Het vakgebied Kunstmatige Intelligentie (of Artificial Intelligence: AI) ontwikkelt zich razendsnel. Op dit moment gaan we richting een tweesprong op de AI-weg. De vraag is: Wat voor een AI gaan we gebruiken? Gaan we mensen nabootsen met AI of maken we gebruik van de eigen denkwijzen van AI?

Sinds het begin van de ontwikkeling van AI werden de algoritmes gezien als een soort model van ons menselijk denken. Als we met machines het menselijke denkvermogen kunnen nabootsen, zouden we snel menselijke intelligentie kunnen imiteren en misschien wel verbeteren. Een beroemd voorbeeld is de computer HAL uit de film «2001, A Space Odyssey». Deze intelligentie werd zelfbewust en probeerde zich te verdedigen tegen de mensen die hem wilden uitschakelen.

“I’m afraid I can’t do that, Dave”
(HAL in «2001, A Space Odyssey»)

Modern neurologisch onderzoek heeft echter uitgewezen dat machines helemaal niet zo denken als mensen. Kunstmatige intelligentie is geen goede simulatie van onze denkvermogen. Een simpel voorbeeld: wij leren op basis van kleine hoeveelheden data. Wanneer een kind vier keer een hond aangewezen krijgt, dan kan het toekomstige honden herkennen. In het begin misschien niet perfect, maar op den duur goed genoeg. Machine Learning heeft daarentegen vele duizenden plaatjes nodig van honden om maar enigszins accuraat honden te herkennen.

Computer als dommekracht

“De computer verslaat ons met het snel verwerken van data, maar komt niet in de buurt van onze subtiliteiten. […] Een computer is een dommekracht en heeft geen flauw benul van appels, maar kan er een aanwijzen als wij hem genoeg plaatjes van appels hebben aangereikt”, stelt Eric Postma, hoogleraar kunstmatige intelligentie aan Tilburg University.

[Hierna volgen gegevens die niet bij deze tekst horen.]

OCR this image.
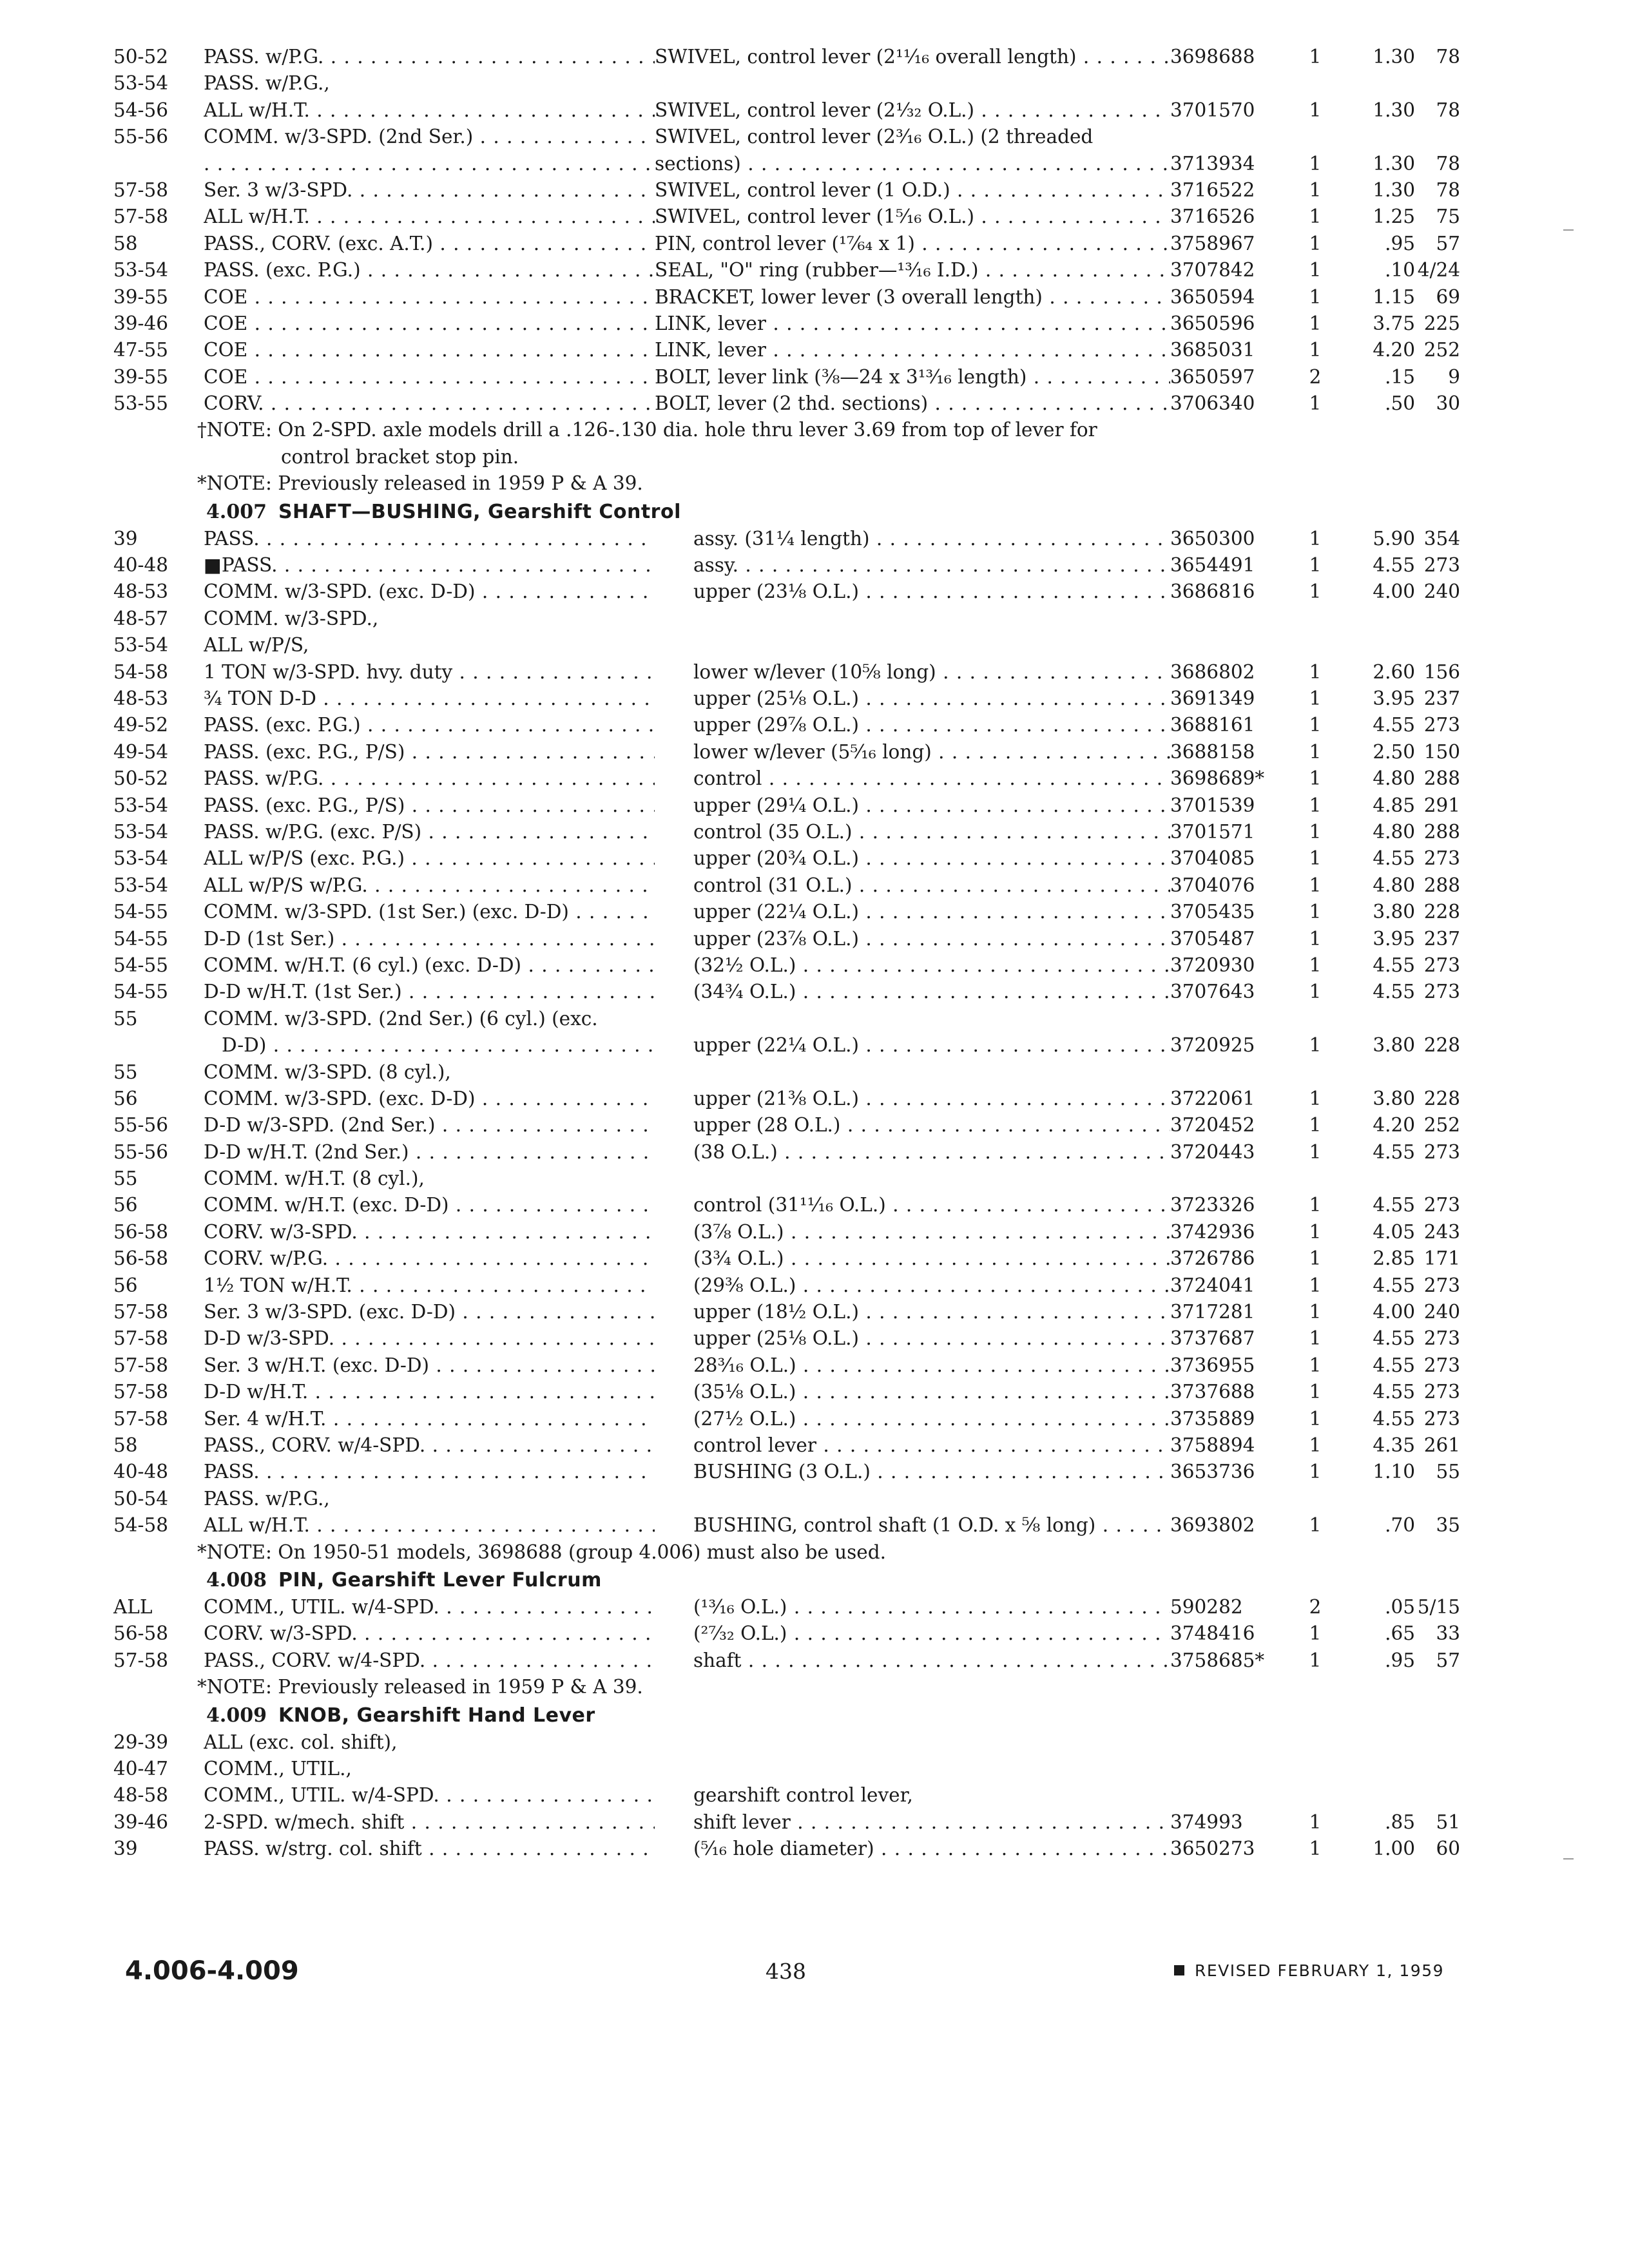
50-52	PASS. w/P.G. . . .	SWIVEL, control lever (2¹¹⁄₁₆ overall length) . . .	3698688	1	1.30	78
53-54	PASS. w/P.G.,
54-56	ALL w/H.T. . . .	SWIVEL, control lever (2¹⁄₃₂ O.L.) . . .	3701570	1	1.30	78
55-56	COMM. w/3-SPD. (2nd Ser.) . . .	SWIVEL, control lever (2³⁄₁₆ O.L.) (2 threaded
. . .
sections) . . .	3713934	1	1.30	78
57-58	Ser. 3 w/3-SPD. . . .	SWIVEL, control lever (1 O.D.) . . .	3716522	1	1.30	78
57-58	ALL w/H.T. . . .	SWIVEL, control lever (1⁵⁄₁₆ O.L.) . . .	3716526	1	1.25	75
58	PASS., CORV. (exc. A.T.) . . .	PIN, control lever (¹⁷⁄₆₄ x 1) . . .	3758967	1	.95	57
53-54	PASS. (exc. P.G.) . . .	SEAL, "O" ring (rubber—¹³⁄₁₆ I.D.) . . .	3707842	1	.10 4/24
39-55	COE . . .	BRACKET, lower lever (3 overall length) . . .	3650594	1	1.15	69
39-46	COE . . .	LINK, lever . . .	3650596	1	3.75 225
47-55	COE . . .	LINK, lever . . .	3685031	1	4.20 252
39-55	COE . . .	BOLT, lever link (⅜—24 x 3¹³⁄₁₆ length) . . .	3650597	2	.15	9
53-55	CORV. . . .	BOLT, lever (2 thd. sections) . . .	3706340	1	.50	30
†NOTE: On 2-SPD. axle models drill a .126-.130 dia. hole thru lever 3.69 from top of lever for
control bracket stop pin.
*NOTE: Previously released in 1959 P & A 39.
4.007 SHAFT—BUSHING, Gearshift Control
39	PASS. . . .	assy. (31¼ length) . . .	3650300	1	5.90 354
40-48	■PASS. . . .	assy. . . .	3654491	1	4.55 273
48-53	COMM. w/3-SPD. (exc. D-D) . . .	upper (23⅛ O.L.) . . .	3686816	1	4.00 240
48-57	COMM. w/3-SPD.,
53-54	ALL w/P/S,
54-58	1 TON w/3-SPD. hvy. duty . . .	lower w/lever (10⅝ long) . . .	3686802	1	2.60 156
48-53	¾ TON D-D . . .	upper (25⅛ O.L.) . . .	3691349	1	3.95 237
49-52	PASS. (exc. P.G.) . . .	upper (29⅞ O.L.) . . .	3688161	1	4.55 273
49-54	PASS. (exc. P.G., P/S) . . .	lower w/lever (5⁵⁄₁₆ long) . . .	3688158	1	2.50 150
50-52	PASS. w/P.G. . . .	control . . .	3698689*	1	4.80 288
53-54	PASS. (exc. P.G., P/S) . . .	upper (29¼ O.L.) . . .	3701539	1	4.85 291
53-54	PASS. w/P.G. (exc. P/S) . . .	control (35 O.L.) . . .	3701571	1	4.80 288
53-54	ALL w/P/S (exc. P.G.) . . .	upper (20¾ O.L.) . . .	3704085	1	4.55 273
53-54	ALL w/P/S w/P.G. . . .	control (31 O.L.) . . .	3704076	1	4.80 288
54-55	COMM. w/3-SPD. (1st Ser.) (exc. D-D) . . .	upper (22¼ O.L.) . . .	3705435	1	3.80 228
54-55	D-D (1st Ser.) . . .	upper (23⅞ O.L.) . . .	3705487	1	3.95 237
54-55	COMM. w/H.T. (6 cyl.) (exc. D-D) . . .	(32½ O.L.) . . .	3720930	1	4.55 273
54-55	D-D w/H.T. (1st Ser.) . . .	(34¾ O.L.) . . .	3707643	1	4.55 273
55	COMM. w/3-SPD. (2nd Ser.) (6 cyl.) (exc.
D-D) . . .	upper (22¼ O.L.) . . .	3720925	1	3.80 228
55	COMM. w/3-SPD. (8 cyl.),
56	COMM. w/3-SPD. (exc. D-D) . . .	upper (21⅜ O.L.) . . .	3722061	1	3.80 228
55-56	D-D w/3-SPD. (2nd Ser.) . . .	upper (28 O.L.) . . .	3720452	1	4.20 252
55-56	D-D w/H.T. (2nd Ser.) . . .	(38 O.L.) . . .	3720443	1	4.55 273
55	COMM. w/H.T. (8 cyl.),
56	COMM. w/H.T. (exc. D-D) . . .	control (31¹¹⁄₁₆ O.L.) . . .	3723326	1	4.55 273
56-58	CORV. w/3-SPD. . . .	(3⅞ O.L.) . . .	3742936	1	4.05 243
56-58	CORV. w/P.G. . . .	(3¾ O.L.) . . .	3726786	1	2.85 171
56	1½ TON w/H.T. . . .	(29⅜ O.L.) . . .	3724041	1	4.55 273
57-58	Ser. 3 w/3-SPD. (exc. D-D) . . .	upper (18½ O.L.) . . .	3717281	1	4.00 240
57-58	D-D w/3-SPD. . . .	upper (25⅛ O.L.) . . .	3737687	1	4.55 273
57-58	Ser. 3 w/H.T. (exc. D-D) . . .	28³⁄₁₆ O.L.) . . .	3736955	1	4.55 273
57-58	D-D w/H.T. . . .	(35⅛ O.L.) . . .	3737688	1	4.55 273
57-58	Ser. 4 w/H.T. . . .	(27½ O.L.) . . .	3735889	1	4.55 273
58	PASS., CORV. w/4-SPD. . . .	control lever . . .	3758894	1	4.35 261
40-48	PASS. . . .	BUSHING (3 O.L.) . . .	3653736	1	1.10	55
50-54	PASS. w/P.G.,
54-58	ALL w/H.T. . . .	BUSHING, control shaft (1 O.D. x ⅝ long) . . .	3693802	1	.70	35
*NOTE: On 1950-51 models, 3698688 (group 4.006) must also be used.
4.008 PIN, Gearshift Lever Fulcrum
ALL	COMM., UTIL. w/4-SPD. . . .	(¹³⁄₁₆ O.L.) . . .	590282	2	.05 5/15
56-58	CORV. w/3-SPD. . . .	(²⁷⁄₃₂ O.L.) . . .	3748416	1	.65	33
57-58	PASS., CORV. w/4-SPD. . . .	shaft . . .	3758685*	1	.95	57
*NOTE: Previously released in 1959 P & A 39.
4.009 KNOB, Gearshift Hand Lever
29-39	ALL (exc. col. shift),
40-47	COMM., UTIL.,
48-58	COMM., UTIL. w/4-SPD. . . .	gearshift control lever,
39-46	2-SPD. w/mech. shift . . .	shift lever . . .	374993	1	.85	51
39	PASS. w/strg. col. shift . . .	(⁵⁄₁₆ hole diameter) . . .	3650273	1	1.00	60
4.006-4.009	438	REVISED FEBRUARY 1, 1959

Is dit gewoon jammer? Moeten we onze verwachtingen over Kunstmatige Intelligentie aanpassen, omdat AI mensen bij lange na niet kan imiteren of evenaren? Nee, dat hoeft helemaal niet. Het feit dat machines anders leren dan mensen, betekent niet dat de ene methode beter is dan de andere.

Omdat AI anders leert dan wij mensen, redeneert AI ook anders. Dat leidt soms tot verrassende resultaten. Google’s Deepmind zakte jammerlijk voor een schooltoets, terwijl we ons nog herinneren dat dezelfde software wel de wereldkampioen Go versloeg. Bij beeldherkenning, het beschrijven van wat er op foto’s staat, wordt door software ook vreemde conclusies getrokken. Hieruit blijkt dat het algoritme gewoon anders redeneert dan wij.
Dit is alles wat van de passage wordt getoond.